About the three problems Pierre turned up:
Guide stores the information as to which items have been
installed in 'mark' (.MAR) files. That particular data should
be read in _once_, when the program starts, from STARTUP.MAR.
Instead, Guide could reset it every time it read a .MAR file.
Not a Good Thing... I've fixed this, and have posted a new
http://www.projectpluto.com/guide8.zip (still about 450 KBytes).
Pat Anway mentioned the WDS problem on-list a few days ago.
That prompted me to do some hunting and to remove one byte
from the program. The version now on the Web site will list
WDS data in "more info" correctly.
About asteroids: one problem I ran into with Guide 8 is
that there are about five times as many asteroids as there
were for the first Guide 7 disks. I had to do several things
to accommodate this. In Guide 7, for dates close to the
present, Guide used a 50-day spacing of epochs. I eliminated
that, so a 200-day spacing is used for all dates. (More on
this later.) I also made use of the fact that I had an extra
CD to put some of the more "distant" (in time) elements. But
even with this, I still had to reduce the range of dates
supplied to run from about 1960 to 2023.
Eventually, I may have a DVD to play with, and will be
able to greatly extend the range of elements. (Or, much more
likely to happen in the short term, I may provide numerical
integration in Guide so element sets for distant dates can be
generated.) In the meantime, we are stuck with a shorter
range of dates than I would like. (The data in the 1950s was
especially useful when dealing with DSS images from that era.

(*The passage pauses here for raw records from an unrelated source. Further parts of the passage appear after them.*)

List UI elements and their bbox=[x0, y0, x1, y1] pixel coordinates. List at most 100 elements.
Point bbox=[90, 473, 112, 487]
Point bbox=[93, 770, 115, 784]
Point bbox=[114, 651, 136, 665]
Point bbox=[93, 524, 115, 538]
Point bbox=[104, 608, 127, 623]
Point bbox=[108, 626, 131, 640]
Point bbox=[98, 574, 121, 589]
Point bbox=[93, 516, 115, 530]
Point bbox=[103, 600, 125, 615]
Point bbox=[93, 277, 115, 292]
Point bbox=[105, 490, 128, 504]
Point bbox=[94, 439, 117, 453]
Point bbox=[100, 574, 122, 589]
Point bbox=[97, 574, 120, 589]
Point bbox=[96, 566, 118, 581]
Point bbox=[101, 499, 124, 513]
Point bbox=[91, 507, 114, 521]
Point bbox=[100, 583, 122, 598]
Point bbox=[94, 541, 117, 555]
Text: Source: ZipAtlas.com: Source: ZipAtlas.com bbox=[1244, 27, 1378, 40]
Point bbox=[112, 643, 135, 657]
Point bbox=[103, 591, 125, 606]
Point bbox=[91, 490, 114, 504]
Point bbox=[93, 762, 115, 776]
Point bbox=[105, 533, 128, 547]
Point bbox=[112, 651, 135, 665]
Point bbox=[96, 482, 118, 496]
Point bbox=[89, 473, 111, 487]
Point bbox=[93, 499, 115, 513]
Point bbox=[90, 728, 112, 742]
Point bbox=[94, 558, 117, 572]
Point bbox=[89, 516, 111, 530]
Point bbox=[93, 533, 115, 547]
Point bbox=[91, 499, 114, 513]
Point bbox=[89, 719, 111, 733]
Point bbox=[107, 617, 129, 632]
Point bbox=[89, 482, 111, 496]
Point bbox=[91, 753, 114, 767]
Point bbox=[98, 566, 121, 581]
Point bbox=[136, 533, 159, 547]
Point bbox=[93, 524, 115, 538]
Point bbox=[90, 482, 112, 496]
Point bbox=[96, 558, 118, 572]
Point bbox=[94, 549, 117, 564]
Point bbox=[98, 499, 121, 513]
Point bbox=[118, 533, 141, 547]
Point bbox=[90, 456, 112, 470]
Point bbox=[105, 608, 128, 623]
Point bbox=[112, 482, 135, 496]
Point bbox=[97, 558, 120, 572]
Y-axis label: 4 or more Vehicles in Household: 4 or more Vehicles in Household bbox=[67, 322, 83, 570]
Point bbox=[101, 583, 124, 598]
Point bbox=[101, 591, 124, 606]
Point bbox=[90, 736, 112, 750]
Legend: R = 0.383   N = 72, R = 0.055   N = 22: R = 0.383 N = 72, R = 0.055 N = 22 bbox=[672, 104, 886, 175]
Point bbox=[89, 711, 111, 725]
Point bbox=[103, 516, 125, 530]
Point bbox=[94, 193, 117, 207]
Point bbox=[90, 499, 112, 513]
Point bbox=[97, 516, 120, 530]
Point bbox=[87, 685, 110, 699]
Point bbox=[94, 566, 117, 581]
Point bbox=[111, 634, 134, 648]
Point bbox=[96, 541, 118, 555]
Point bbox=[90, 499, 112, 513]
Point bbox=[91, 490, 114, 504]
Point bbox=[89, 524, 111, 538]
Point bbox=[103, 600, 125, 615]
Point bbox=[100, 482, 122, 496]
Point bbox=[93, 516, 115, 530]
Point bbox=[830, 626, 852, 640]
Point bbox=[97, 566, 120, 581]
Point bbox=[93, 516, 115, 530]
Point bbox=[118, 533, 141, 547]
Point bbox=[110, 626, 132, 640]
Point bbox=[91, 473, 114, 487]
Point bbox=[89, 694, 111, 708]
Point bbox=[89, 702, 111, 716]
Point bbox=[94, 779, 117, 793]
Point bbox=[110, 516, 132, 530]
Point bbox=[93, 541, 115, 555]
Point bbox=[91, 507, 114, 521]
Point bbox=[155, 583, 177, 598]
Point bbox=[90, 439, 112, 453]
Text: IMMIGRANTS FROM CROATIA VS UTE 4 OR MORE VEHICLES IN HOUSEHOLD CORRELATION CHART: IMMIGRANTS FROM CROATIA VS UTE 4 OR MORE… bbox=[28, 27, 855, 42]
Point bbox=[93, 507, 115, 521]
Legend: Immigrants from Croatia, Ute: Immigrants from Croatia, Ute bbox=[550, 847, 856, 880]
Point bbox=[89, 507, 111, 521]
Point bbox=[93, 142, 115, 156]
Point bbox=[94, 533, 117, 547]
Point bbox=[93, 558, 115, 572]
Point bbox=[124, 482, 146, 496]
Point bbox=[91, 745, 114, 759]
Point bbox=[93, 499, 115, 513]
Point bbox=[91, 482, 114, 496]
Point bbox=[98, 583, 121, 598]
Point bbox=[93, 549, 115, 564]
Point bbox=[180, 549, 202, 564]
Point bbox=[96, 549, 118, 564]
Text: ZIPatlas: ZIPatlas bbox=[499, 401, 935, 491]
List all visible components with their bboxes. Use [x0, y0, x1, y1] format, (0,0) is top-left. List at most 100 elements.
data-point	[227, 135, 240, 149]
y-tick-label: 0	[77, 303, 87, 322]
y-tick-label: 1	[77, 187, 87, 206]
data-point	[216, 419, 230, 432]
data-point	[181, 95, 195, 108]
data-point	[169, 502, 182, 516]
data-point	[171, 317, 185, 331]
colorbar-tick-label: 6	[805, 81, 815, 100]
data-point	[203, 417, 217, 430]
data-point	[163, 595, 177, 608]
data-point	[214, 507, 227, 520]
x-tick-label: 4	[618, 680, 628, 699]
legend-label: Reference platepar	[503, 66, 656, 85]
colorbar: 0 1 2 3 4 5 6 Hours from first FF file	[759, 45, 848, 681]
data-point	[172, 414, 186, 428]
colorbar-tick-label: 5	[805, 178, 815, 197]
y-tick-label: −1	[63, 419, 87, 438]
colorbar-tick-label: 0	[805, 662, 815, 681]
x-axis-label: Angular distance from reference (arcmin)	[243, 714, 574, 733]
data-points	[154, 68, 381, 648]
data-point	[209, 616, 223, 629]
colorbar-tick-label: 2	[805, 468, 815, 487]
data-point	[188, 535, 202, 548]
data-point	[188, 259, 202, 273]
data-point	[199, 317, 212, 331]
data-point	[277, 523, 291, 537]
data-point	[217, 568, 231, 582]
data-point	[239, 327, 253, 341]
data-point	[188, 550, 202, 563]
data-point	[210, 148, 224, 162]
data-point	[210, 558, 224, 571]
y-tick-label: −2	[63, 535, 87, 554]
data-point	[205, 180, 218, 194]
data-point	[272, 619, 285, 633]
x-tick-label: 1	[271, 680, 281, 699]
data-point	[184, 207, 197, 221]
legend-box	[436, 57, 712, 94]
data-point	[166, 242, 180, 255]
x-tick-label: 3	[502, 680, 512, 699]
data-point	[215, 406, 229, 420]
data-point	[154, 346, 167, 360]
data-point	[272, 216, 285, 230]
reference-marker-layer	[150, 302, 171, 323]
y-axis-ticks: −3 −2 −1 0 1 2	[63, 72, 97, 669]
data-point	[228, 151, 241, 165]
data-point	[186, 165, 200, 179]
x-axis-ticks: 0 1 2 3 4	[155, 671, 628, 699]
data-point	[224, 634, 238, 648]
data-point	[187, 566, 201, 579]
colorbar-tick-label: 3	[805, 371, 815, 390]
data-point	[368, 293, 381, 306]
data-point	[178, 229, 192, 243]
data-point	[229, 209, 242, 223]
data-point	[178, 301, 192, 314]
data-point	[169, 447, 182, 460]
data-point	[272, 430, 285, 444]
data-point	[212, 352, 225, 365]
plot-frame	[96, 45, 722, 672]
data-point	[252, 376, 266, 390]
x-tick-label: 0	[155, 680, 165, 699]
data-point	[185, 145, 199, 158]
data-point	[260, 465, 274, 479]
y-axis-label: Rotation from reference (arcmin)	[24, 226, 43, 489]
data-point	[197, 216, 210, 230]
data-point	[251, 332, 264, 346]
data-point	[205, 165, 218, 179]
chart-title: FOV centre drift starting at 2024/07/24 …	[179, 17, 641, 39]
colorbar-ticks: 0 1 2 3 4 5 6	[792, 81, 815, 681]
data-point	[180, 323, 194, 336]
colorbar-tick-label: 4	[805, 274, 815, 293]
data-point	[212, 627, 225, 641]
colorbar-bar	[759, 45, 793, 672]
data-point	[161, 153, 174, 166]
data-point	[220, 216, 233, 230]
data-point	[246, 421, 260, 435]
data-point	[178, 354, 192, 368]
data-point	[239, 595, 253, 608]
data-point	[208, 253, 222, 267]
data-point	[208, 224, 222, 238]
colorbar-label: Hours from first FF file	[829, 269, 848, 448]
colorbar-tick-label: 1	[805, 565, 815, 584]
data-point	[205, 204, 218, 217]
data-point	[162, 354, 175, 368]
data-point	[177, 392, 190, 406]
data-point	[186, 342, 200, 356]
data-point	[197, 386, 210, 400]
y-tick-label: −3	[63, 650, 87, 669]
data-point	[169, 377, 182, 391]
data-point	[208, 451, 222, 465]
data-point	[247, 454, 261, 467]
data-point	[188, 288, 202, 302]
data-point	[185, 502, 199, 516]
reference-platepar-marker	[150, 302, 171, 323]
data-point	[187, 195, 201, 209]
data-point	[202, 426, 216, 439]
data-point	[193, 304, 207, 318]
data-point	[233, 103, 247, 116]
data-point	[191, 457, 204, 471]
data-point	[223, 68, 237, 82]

You could zoom in on such an image, spot an asteroid trail,
and usually identify it pretty quickly.)
That 200-day interval, meaning that 100 days of
perturbations can be ignored (instead of 25 days with a 50-day
interval), is a _big_ problem, especially for people working
with near-earth objects and high-precision applications such
as occultations. The errors scale quadratically, which means
that Guide's asteroid errors can now be 16 times greater than
they once were.
On the other hand, this just gives me one more reason to
include numerical integration. Do that, and the accuracy
reverses to become _better_ than it was in Guide 7, and the
range reverses: with some patience, you can generate elements
going back (or ahead) as far as you like. Once the initial
chaos of upgrading everybody dies down, that's my top priority.